Ces trois textes font partie d’un cycle de nouvelles dont le personnage récurrent est un chien.
Le chien, son maître et les parents proches débute par une transgression lorsque Köntho met à la porte sa mère afin d’accueillir sa jeune épouse. Scandalisés, les anciens s’offusquent et le traitent de « chien ». Köntho rétorque qu’il est en effet la réincarnation d’une « chienne rouge ». Chacun se souvient alors d’événements traumatisants survenus une vingtaine d’année plus tôt : un cas de rage avait conduit les autorités à tuer tous les chiens. Un aller-retour entre les excès sanguinaires de la Révolution culturelle et ces minuscules péripéties constituent le fil du récit.

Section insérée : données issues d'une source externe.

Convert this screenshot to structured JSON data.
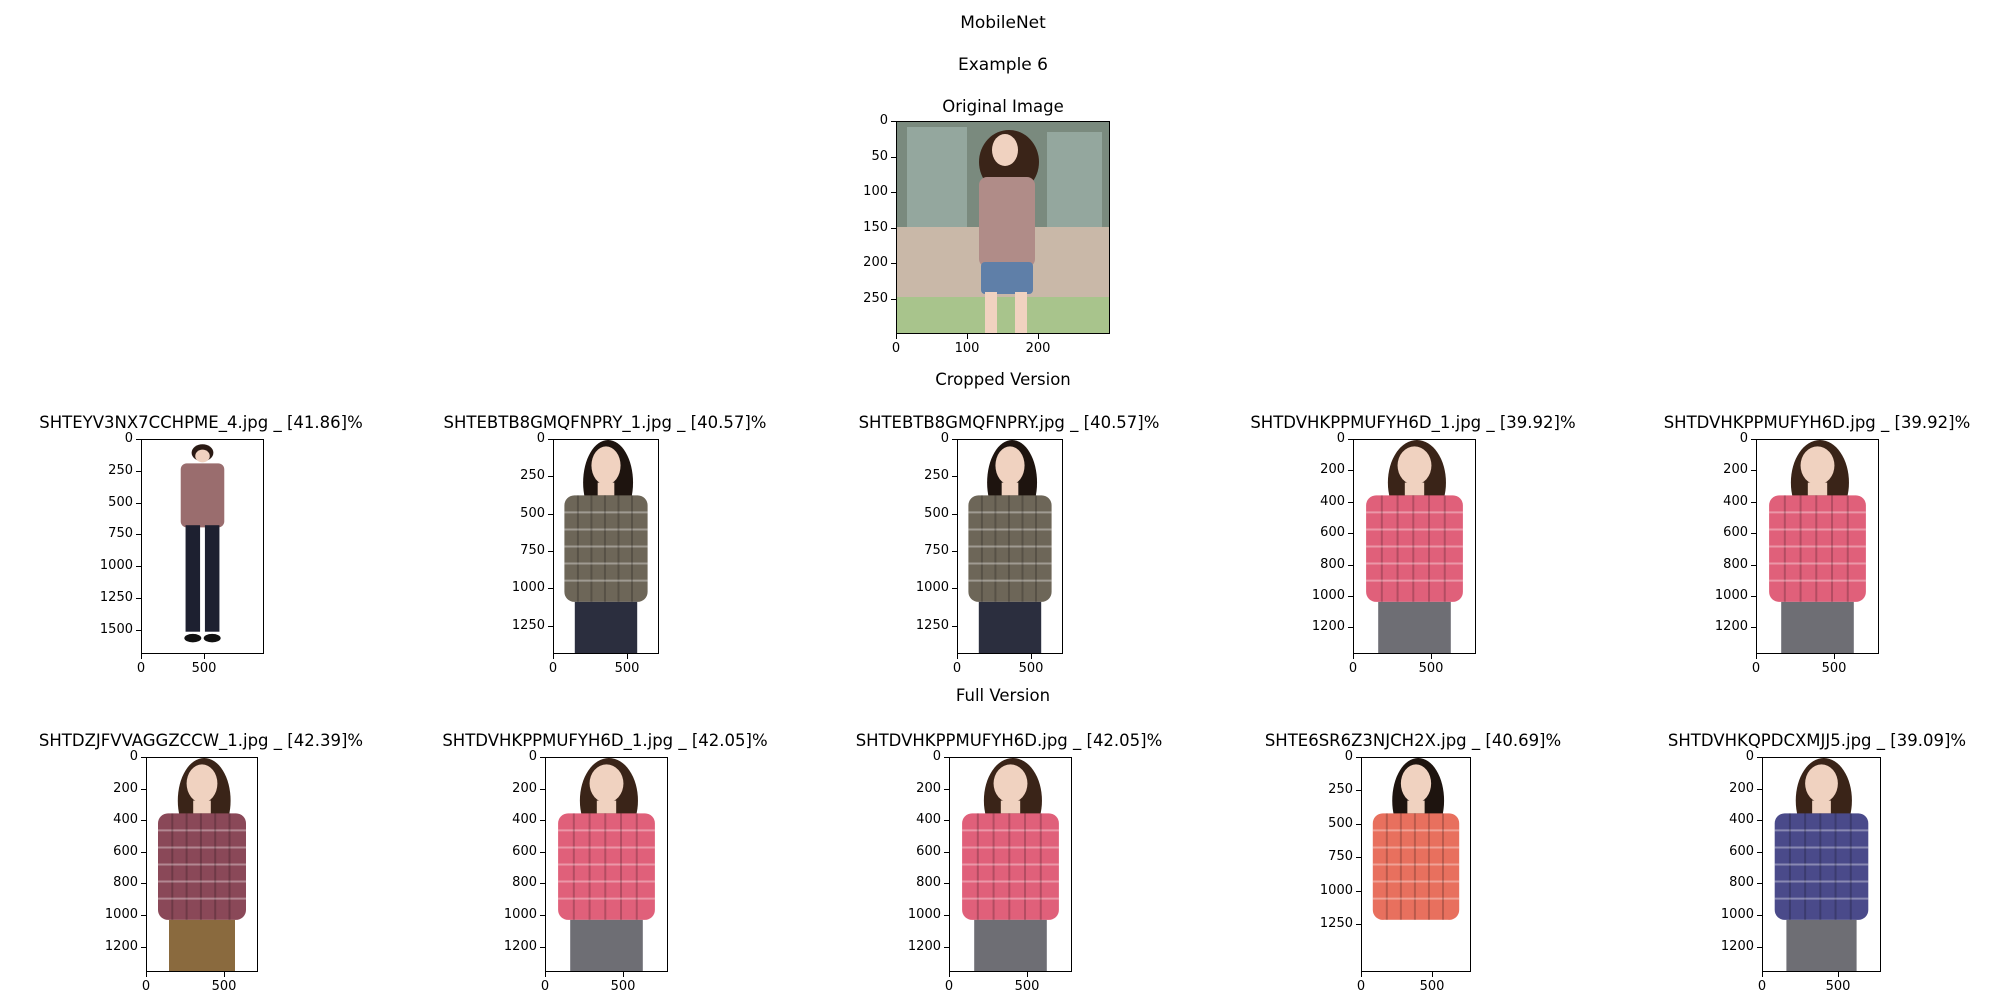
{
  "figure": {
    "model_title": "MobileNet",
    "example_title": "Example 6"
  },
  "original": {
    "title": "Original Image",
    "y_ticks": [
      "0",
      "50",
      "100",
      "150",
      "200",
      "250"
    ],
    "x_ticks": [
      "0",
      "100",
      "200"
    ],
    "image_colors": {
      "background_top": "#7a8a7e",
      "background_window": "#9fb3ad",
      "floor": "#c9b8a8",
      "grass": "#a8c48c",
      "shirt": "#b08c88",
      "shorts": "#5f7fa8",
      "hair": "#3a2418",
      "skin": "#f0d2c0"
    }
  },
  "cropped": {
    "section_title": "Cropped Version",
    "items": [
      {
        "title": "SHTEYV3NX7CCHPME_4.jpg _ [41.86]%",
        "y_ticks": [
          "0",
          "250",
          "500",
          "750",
          "1000",
          "1250",
          "1500"
        ],
        "x_ticks": [
          "0",
          "500"
        ],
        "shirt_color": "#9a6d6e",
        "pants_color": "#1d2030",
        "hair_color": "#2a1a14",
        "bg_color": "#ffffff",
        "figure": "fullbody"
      },
      {
        "title": "SHTEBTB8GMQFNPRY_1.jpg _ [40.57]%",
        "y_ticks": [
          "0",
          "250",
          "500",
          "750",
          "1000",
          "1250"
        ],
        "x_ticks": [
          "0",
          "500"
        ],
        "shirt_color": "#6d6658",
        "pants_color": "#2b2e3e",
        "hair_color": "#1e140f",
        "bg_color": "#ffffff",
        "figure": "upper"
      },
      {
        "title": "SHTEBTB8GMQFNPRY.jpg _ [40.57]%",
        "y_ticks": [
          "0",
          "250",
          "500",
          "750",
          "1000",
          "1250"
        ],
        "x_ticks": [
          "0",
          "500"
        ],
        "shirt_color": "#6d6658",
        "pants_color": "#2b2e3e",
        "hair_color": "#1e140f",
        "bg_color": "#ffffff",
        "figure": "upper"
      },
      {
        "title": "SHTDVHKPPMUFYH6D_1.jpg _ [39.92]%",
        "y_ticks": [
          "0",
          "200",
          "400",
          "600",
          "800",
          "1000",
          "1200"
        ],
        "x_ticks": [
          "0",
          "500"
        ],
        "shirt_color": "#e0607a",
        "pants_color": "#6e6e74",
        "hair_color": "#3a2418",
        "bg_color": "#ffffff",
        "figure": "upper"
      },
      {
        "title": "SHTDVHKPPMUFYH6D.jpg _ [39.92]%",
        "y_ticks": [
          "0",
          "200",
          "400",
          "600",
          "800",
          "1000",
          "1200"
        ],
        "x_ticks": [
          "0",
          "500"
        ],
        "shirt_color": "#e0607a",
        "pants_color": "#6e6e74",
        "hair_color": "#3a2418",
        "bg_color": "#ffffff",
        "figure": "upper"
      }
    ]
  },
  "full": {
    "section_title": "Full Version",
    "items": [
      {
        "title": "SHTDZJFVVAGGZCCW_1.jpg _ [42.39]%",
        "y_ticks": [
          "0",
          "200",
          "400",
          "600",
          "800",
          "1000",
          "1200"
        ],
        "x_ticks": [
          "0",
          "500"
        ],
        "shirt_color": "#8a4858",
        "pants_color": "#8a6a3e",
        "hair_color": "#3a2418",
        "bg_color": "#ffffff",
        "figure": "upper"
      },
      {
        "title": "SHTDVHKPPMUFYH6D_1.jpg _ [42.05]%",
        "y_ticks": [
          "0",
          "200",
          "400",
          "600",
          "800",
          "1000",
          "1200"
        ],
        "x_ticks": [
          "0",
          "500"
        ],
        "shirt_color": "#e0607a",
        "pants_color": "#6e6e74",
        "hair_color": "#3a2418",
        "bg_color": "#ffffff",
        "figure": "upper"
      },
      {
        "title": "SHTDVHKPPMUFYH6D.jpg _ [42.05]%",
        "y_ticks": [
          "0",
          "200",
          "400",
          "600",
          "800",
          "1000",
          "1200"
        ],
        "x_ticks": [
          "0",
          "500"
        ],
        "shirt_color": "#e0607a",
        "pants_color": "#6e6e74",
        "hair_color": "#3a2418",
        "bg_color": "#ffffff",
        "figure": "upper"
      },
      {
        "title": "SHTE6SR6Z3NJCH2X.jpg _ [40.69]%",
        "y_ticks": [
          "0",
          "250",
          "500",
          "750",
          "1000",
          "1250"
        ],
        "x_ticks": [
          "0",
          "500"
        ],
        "shirt_color": "#e8705e",
        "pants_color": "#ffffff",
        "hair_color": "#1e140f",
        "bg_color": "#ffffff",
        "figure": "upper"
      },
      {
        "title": "SHTDVHKQPDCXMJJ5.jpg _ [39.09]%",
        "y_ticks": [
          "0",
          "200",
          "400",
          "600",
          "800",
          "1000",
          "1200"
        ],
        "x_ticks": [
          "0",
          "500"
        ],
        "shirt_color": "#4a4a8a",
        "pants_color": "#6e6e74",
        "hair_color": "#3a2418",
        "bg_color": "#ffffff",
        "figure": "upper"
      }
    ]
  }
}
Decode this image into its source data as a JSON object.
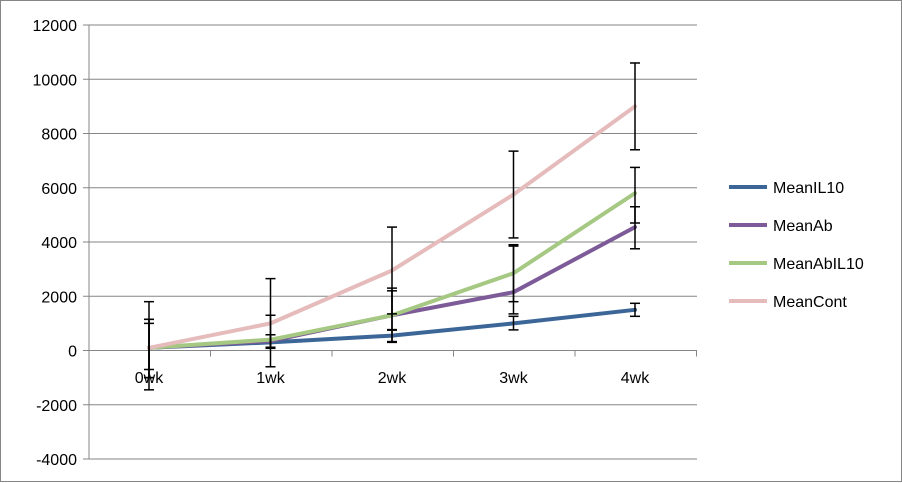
{
  "chart_data": {
    "type": "line",
    "categories": [
      "0wk",
      "1wk",
      "2wk",
      "3wk",
      "4wk"
    ],
    "ylim": [
      -4000,
      12000
    ],
    "yticks": [
      -4000,
      -2000,
      0,
      2000,
      4000,
      6000,
      8000,
      10000,
      12000
    ],
    "grid": true,
    "legend_position": "right",
    "series": [
      {
        "name": "MeanIL10",
        "color": "#3C6697",
        "values": [
          100,
          300,
          550,
          1000,
          1500
        ],
        "errors": [
          [
            -700,
            1000
          ],
          [
            80,
            580
          ],
          [
            330,
            770
          ],
          [
            760,
            1260
          ],
          [
            1260,
            1740
          ]
        ]
      },
      {
        "name": "MeanAb",
        "color": "#7D5B98",
        "values": [
          100,
          350,
          1300,
          2150,
          4550
        ],
        "errors": [
          [
            -1000,
            1150
          ],
          [
            120,
            580
          ],
          [
            750,
            2200
          ],
          [
            1350,
            3850
          ],
          [
            3750,
            5300
          ]
        ]
      },
      {
        "name": "MeanAbIL10",
        "color": "#A5C882",
        "values": [
          100,
          400,
          1300,
          2850,
          5800
        ],
        "errors": [
          [
            -1000,
            1150
          ],
          [
            100,
            1300
          ],
          [
            300,
            2300
          ],
          [
            1800,
            3900
          ],
          [
            4700,
            6750
          ]
        ]
      },
      {
        "name": "MeanCont",
        "color": "#E5BBBB",
        "values": [
          100,
          1000,
          2950,
          5750,
          9000
        ],
        "errors": [
          [
            -1450,
            1800
          ],
          [
            -600,
            2650
          ],
          [
            1350,
            4550
          ],
          [
            4150,
            7350
          ],
          [
            7400,
            10600
          ]
        ]
      }
    ]
  }
}
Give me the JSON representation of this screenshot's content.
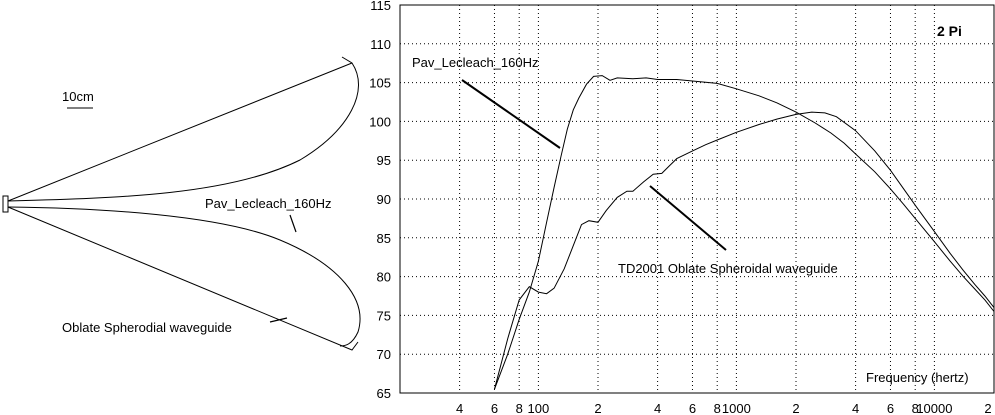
{
  "left_diagram": {
    "scale_label": "10cm",
    "pav_label": "Pav_Lecleach_160Hz",
    "oblate_label": "Oblate Spherodial waveguide"
  },
  "chart_data": {
    "type": "line",
    "title": "2 Pi",
    "xlabel": "Frequency (hertz)",
    "ylabel": "",
    "x_scale": "log",
    "xlim": [
      20,
      20000
    ],
    "ylim": [
      65,
      115
    ],
    "grid": true,
    "y_ticks": [
      65,
      70,
      75,
      80,
      85,
      90,
      95,
      100,
      105,
      110,
      115
    ],
    "x_tick_labels": [
      {
        "x": 40,
        "label": "4"
      },
      {
        "x": 60,
        "label": "6"
      },
      {
        "x": 80,
        "label": "8"
      },
      {
        "x": 100,
        "label": "100"
      },
      {
        "x": 200,
        "label": "2"
      },
      {
        "x": 400,
        "label": "4"
      },
      {
        "x": 600,
        "label": "6"
      },
      {
        "x": 800,
        "label": "8"
      },
      {
        "x": 1000,
        "label": "1000"
      },
      {
        "x": 2000,
        "label": "2"
      },
      {
        "x": 4000,
        "label": "4"
      },
      {
        "x": 6000,
        "label": "6"
      },
      {
        "x": 8000,
        "label": "8"
      },
      {
        "x": 10000,
        "label": "10000"
      },
      {
        "x": 20000,
        "label": "2"
      }
    ],
    "annotations": [
      "Pav_Lecleach_160Hz",
      "TD2001 Oblate Spheroidal waveguide"
    ],
    "series": [
      {
        "name": "Pav_Lecleach_160Hz",
        "x": [
          60,
          70,
          80,
          90,
          100,
          110,
          120,
          130,
          140,
          150,
          160,
          175,
          190,
          210,
          230,
          250,
          300,
          350,
          400,
          500,
          600,
          800,
          1000,
          1300,
          1600,
          2000,
          2500,
          3000,
          3500,
          4000,
          5000,
          6000,
          7000,
          8000,
          10000,
          12000,
          14000,
          16000,
          18000,
          20000
        ],
        "y": [
          65.5,
          70,
          74.5,
          78,
          82,
          87,
          91.5,
          95.5,
          99,
          101.5,
          103,
          104.8,
          105.8,
          105.9,
          105.3,
          105.6,
          105.5,
          105.6,
          105.4,
          105.4,
          105.2,
          104.9,
          104.2,
          103.3,
          102.4,
          101.2,
          99.8,
          98.5,
          97.2,
          95.8,
          93.5,
          91.3,
          89.3,
          87.5,
          84.5,
          82,
          80,
          78.4,
          77,
          75.5
        ]
      },
      {
        "name": "TD2001 Oblate Spheroidal waveguide",
        "x": [
          60,
          70,
          80,
          90,
          100,
          110,
          120,
          135,
          150,
          165,
          180,
          200,
          220,
          250,
          280,
          300,
          340,
          380,
          420,
          460,
          500,
          600,
          700,
          800,
          1000,
          1300,
          1600,
          2000,
          2400,
          2800,
          3200,
          4000,
          5000,
          6000,
          7000,
          8000,
          10000,
          12000,
          14000,
          16000,
          18000,
          20000
        ],
        "y": [
          65.5,
          72,
          77,
          78.7,
          78,
          77.8,
          78.5,
          81,
          84,
          86.7,
          87.2,
          87,
          88.5,
          90.2,
          91,
          91,
          92.2,
          93.2,
          93.3,
          94.3,
          95.2,
          96.2,
          97,
          97.6,
          98.6,
          99.6,
          100.3,
          100.9,
          101.2,
          101.1,
          100.6,
          98.8,
          96.2,
          93.7,
          91.3,
          89.2,
          85.8,
          83,
          80.8,
          79,
          77.5,
          76
        ]
      }
    ]
  }
}
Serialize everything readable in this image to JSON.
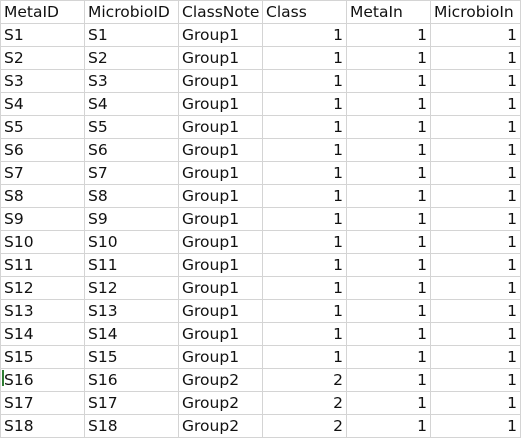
{
  "sheet": {
    "headers": [
      "MetaID",
      "MicrobioID",
      "ClassNote",
      "Class",
      "MetaIn",
      "MicrobioIn"
    ],
    "rows": [
      [
        "S1",
        "S1",
        "Group1",
        "1",
        "1",
        "1"
      ],
      [
        "S2",
        "S2",
        "Group1",
        "1",
        "1",
        "1"
      ],
      [
        "S3",
        "S3",
        "Group1",
        "1",
        "1",
        "1"
      ],
      [
        "S4",
        "S4",
        "Group1",
        "1",
        "1",
        "1"
      ],
      [
        "S5",
        "S5",
        "Group1",
        "1",
        "1",
        "1"
      ],
      [
        "S6",
        "S6",
        "Group1",
        "1",
        "1",
        "1"
      ],
      [
        "S7",
        "S7",
        "Group1",
        "1",
        "1",
        "1"
      ],
      [
        "S8",
        "S8",
        "Group1",
        "1",
        "1",
        "1"
      ],
      [
        "S9",
        "S9",
        "Group1",
        "1",
        "1",
        "1"
      ],
      [
        "S10",
        "S10",
        "Group1",
        "1",
        "1",
        "1"
      ],
      [
        "S11",
        "S11",
        "Group1",
        "1",
        "1",
        "1"
      ],
      [
        "S12",
        "S12",
        "Group1",
        "1",
        "1",
        "1"
      ],
      [
        "S13",
        "S13",
        "Group1",
        "1",
        "1",
        "1"
      ],
      [
        "S14",
        "S14",
        "Group1",
        "1",
        "1",
        "1"
      ],
      [
        "S15",
        "S15",
        "Group1",
        "1",
        "1",
        "1"
      ],
      [
        "S16",
        "S16",
        "Group2",
        "2",
        "1",
        "1"
      ],
      [
        "S17",
        "S17",
        "Group2",
        "2",
        "1",
        "1"
      ],
      [
        "S18",
        "S18",
        "Group2",
        "2",
        "1",
        "1"
      ]
    ]
  }
}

Journal de l’adoption d’un hapa tend vers le fantastique grotesque en mettant en scène un narrateur, petit fonctionnaire, et un pékinois doué de parole, le hapa. Ayant délaissé son précédent maître, ce chien est adopté par le narrateur qui l’emploie dans son service. Il manigance alors pour grimper dans la hiérarchie. La très fine description d’une société où les luttes de pouvoir, l’hypocrisie et la flagornerie sont omniprésentes donne toute sa saveur à ce récit.
Dans Le vieux chien s’est soûlé, le narrateur est un enfant dont la famille vit de l’élevage de moutons. Fils unique, il devra succéder au père, ce qui rend dispensable sa présence sur les bancs de l’école. Si l’intrigue est ténue (l’enfant veut sauver son chien), le texte oppose habilement les manipulations des adultes à la fraîcheur un peu rouée de l’enfant qui pointe les contradictions des grandes personnes et les travers d’une société où cupidité et impératif de « développement économique » n’épargnent rien ni personne.
On pourrait voir en Tagbumgyal un écrivain réaliste s’autorisant quelques touches de fantastique. Mais dans son univers, parler des chiens, c’est parler des hommes. De fait, il a un sens aigu de l’observation. La narration est imagée, portée par une écriture cinématographique, des détails où perce son humour. Ni héros ni épopée ici, mais des sentiments étriqués, des situations ridicules, de petites lâchetés ou des trahisons ordinaires pour révéler les rouages néfastes d’une société où seuls l’exercice du pouvoir et les intérêts particuliers prévalent. Ces faits et gestes peuvent se mêler au cours de l’histoire, comme dans Le chien, son maître et les parents proches, mais c’est pour mieux en souligner le caractère dérisoire. Car Tagbumgyal est avant tout un écrivain, non un idéologue. Sa subjectivité ne laisse dans l’ombre rien de la nature humaine ; sa critique de la religion est indulgente, son observation de la société malicieuse, et l’histoire tragique de son pays n’est évoquée qu’au moyen d’une distance ironique. C’est par cet art de l’ambiguïté que Tagbumgyal laisse toute liberté d’interprétation au lecteur.
Ă€ PROPOS DE L'AUTEUR
Tagbumgyal naît en 1966 dans la région appelée Amdo en tibétain et qui correspond en partie à la province du Qinghai. Il grandit auprès de pasteurs nomades ayant subi l’annexion à la Chine de Mao Zedong. Tagbumgyal a cependant accès à quelques ouvrages, tels que L’épopée de Gésar ou Les contes facétieux du cadavre, qui lui font découvrir la littérature traditionnelle de son pays. Après la Révolution culturelle, il intègre une école de formation des maîtres dont il sort diplômé en 1986. Il y côtoie une première génération d’écrivains. Dès la fin de ses études, il enseigne le tibétain tout en écrivant et devient l’un des écrivains les plus respectés du Tibet, auteur de deux romans et de nouvelles dont la plupart ont été publiées dans des revues littéraires avant de l’être en recueils. Un colloque lui a été consacré en 2012 à l’Université des minorités de Pékin. Son œuvre a été en partie traduite en chinois, en japonais, mais aussi en allemand, en anglais et en français.